September 17, 2010 § Leave a comment
So I was thinking today (because someone else put it in my head) about whether or not we ever find “the ONE.” That thought has never been more terrifying before today. And it’s not that I am afraid that I will never find him. Believe me. It’s the thought that I could be content and then eventually have my world turned upside down, by someone completely different. And maybe that is why I am terrified of commitment. Why I usually don’t believe in people’s “Love.” Maybe that is why I trust so frequently, but love so completely on my own.

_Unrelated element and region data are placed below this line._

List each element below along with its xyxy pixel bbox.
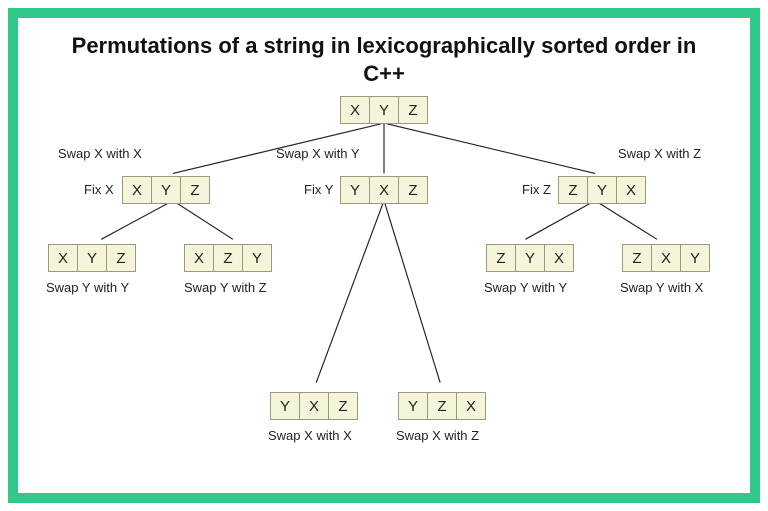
swap-label-mid: Swap X with Y — [276, 146, 360, 161]
diagram-canvas: X Y Z Swap X with X Swap X with Y Swap X… — [18, 96, 750, 493]
fix-label-left: Fix X — [84, 182, 114, 197]
leaf-ll-cell-1: Y — [77, 244, 107, 272]
fix-label-right: Fix Z — [522, 182, 551, 197]
swap-label-ll: Swap Y with Y — [46, 280, 129, 295]
fix-label-mid: Fix Y — [304, 182, 333, 197]
leaf-rr-node: Z X Y — [622, 244, 710, 272]
leaf-rl-node: Z Y X — [486, 244, 574, 272]
l1-right-node: Z Y X — [558, 176, 646, 204]
leaf-ll-cell-2: Z — [106, 244, 136, 272]
leaf-ll-node: X Y Z — [48, 244, 136, 272]
leaf-rr-cell-0: Z — [622, 244, 652, 272]
swap-label-mr: Swap X with Z — [396, 428, 479, 443]
root-cell-1: Y — [369, 96, 399, 124]
l1-mid-cell-1: X — [369, 176, 399, 204]
l1-left-cell-0: X — [122, 176, 152, 204]
leaf-rr-cell-1: X — [651, 244, 681, 272]
leaf-lr-cell-1: Z — [213, 244, 243, 272]
leaf-lr-cell-2: Y — [242, 244, 272, 272]
swap-label-right: Swap X with Z — [618, 146, 701, 161]
swap-label-lr: Swap Y with Z — [184, 280, 267, 295]
leaf-mr-cell-1: Z — [427, 392, 457, 420]
l1-right-cell-0: Z — [558, 176, 588, 204]
root-cell-0: X — [340, 96, 370, 124]
leaf-mr-cell-2: X — [456, 392, 486, 420]
leaf-ml-cell-1: X — [299, 392, 329, 420]
swap-label-rr: Swap Y with X — [620, 280, 703, 295]
l1-left-cell-1: Y — [151, 176, 181, 204]
leaf-lr-node: X Z Y — [184, 244, 272, 272]
l1-right-cell-1: Y — [587, 176, 617, 204]
l1-left-cell-2: Z — [180, 176, 210, 204]
leaf-ll-cell-0: X — [48, 244, 78, 272]
leaf-rr-cell-2: Y — [680, 244, 710, 272]
swap-label-ml: Swap X with X — [268, 428, 352, 443]
leaf-rl-cell-2: X — [544, 244, 574, 272]
page-title: Permutations of a string in lexicographi… — [18, 18, 750, 87]
leaf-rl-cell-1: Y — [515, 244, 545, 272]
l1-mid-cell-2: Z — [398, 176, 428, 204]
root-node: X Y Z — [340, 96, 428, 124]
leaf-ml-cell-2: Z — [328, 392, 358, 420]
l1-left-node: X Y Z — [122, 176, 210, 204]
l1-mid-cell-0: Y — [340, 176, 370, 204]
l1-mid-node: Y X Z — [340, 176, 428, 204]
leaf-lr-cell-0: X — [184, 244, 214, 272]
swap-label-rl: Swap Y with Y — [484, 280, 567, 295]
root-cell-2: Z — [398, 96, 428, 124]
leaf-mr-node: Y Z X — [398, 392, 486, 420]
leaf-ml-node: Y X Z — [270, 392, 358, 420]
l1-right-cell-2: X — [616, 176, 646, 204]
swap-label-left: Swap X with X — [58, 146, 142, 161]
leaf-rl-cell-0: Z — [486, 244, 516, 272]
leaf-ml-cell-0: Y — [270, 392, 300, 420]
leaf-mr-cell-0: Y — [398, 392, 428, 420]
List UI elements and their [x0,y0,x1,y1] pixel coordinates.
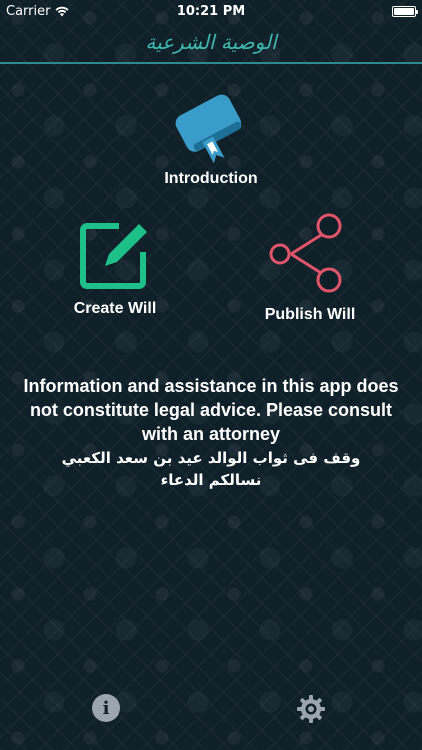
info-glyph: i [102,697,110,719]
status-left: Carrier [6,4,69,19]
publish-will-label: Publish Will [264,306,356,323]
book-icon [175,94,242,164]
introduction-label: Introduction [164,170,258,187]
carrier-label: Carrier [6,3,51,19]
status-bar: Carrier 10:21 PM [0,0,422,22]
edit-icon [80,223,147,289]
gear-icon[interactable] [296,694,326,724]
introduction-button[interactable]: Introduction [141,84,281,188]
wifi-icon [55,6,69,16]
info-icon[interactable]: i [92,694,120,722]
battery-icon [392,5,418,17]
create-will-button[interactable]: Create Will [50,218,180,318]
app-title: الوصية الشرعية [145,30,277,54]
share-icon [269,213,342,293]
legal-disclaimer: Information and assistance in this app d… [23,376,399,444]
create-will-label: Create Will [73,300,157,317]
dedication-line-2: نسالكم الدعاء [160,471,262,489]
dedication-text: وقف فى ثواب الوالد عيد بن سعد الكعبي نسا… [14,447,408,491]
dedication-line-1: وقف فى ثواب الوالد عيد بن سعد الكعبي [61,449,361,467]
publish-will-button[interactable]: Publish Will [245,210,375,324]
clock: 10:21 PM [176,3,246,19]
navigation-bar: الوصية الشرعية [0,22,422,64]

But knowing that there is someone across this world, that I physically connect with on so many levels, is so frustrating/beautiful. Because it makes me believe that eventually, I will find someone that will fulfill me in ways that I never imagined I was capable of. And I will find someone that will (like Tom Cruise in Jerry Maguire) complete me. I was always so completely convinced that it didn’t exist, before so recently. And I am so happy that I am finally aware that it exists, yet so sad that I found it with someone that can’t be a part of my life.
But just knowing. Knowing that I have that passion in me. Knowing I have that light and that fire, makes me so hopeful for the future. So alive.
So regardless of my heart. Or how old I convince myself I am getting…I am going to find another man to love me. With such heat. Such intensity. And I am going to latch on to that with such an incredible grip, that nobody will be able to pry it open.
I promise myself that.
“I’m in love with the world. Through the eyes of a girl. Who’s still around the morning after.” -Elliott Smith.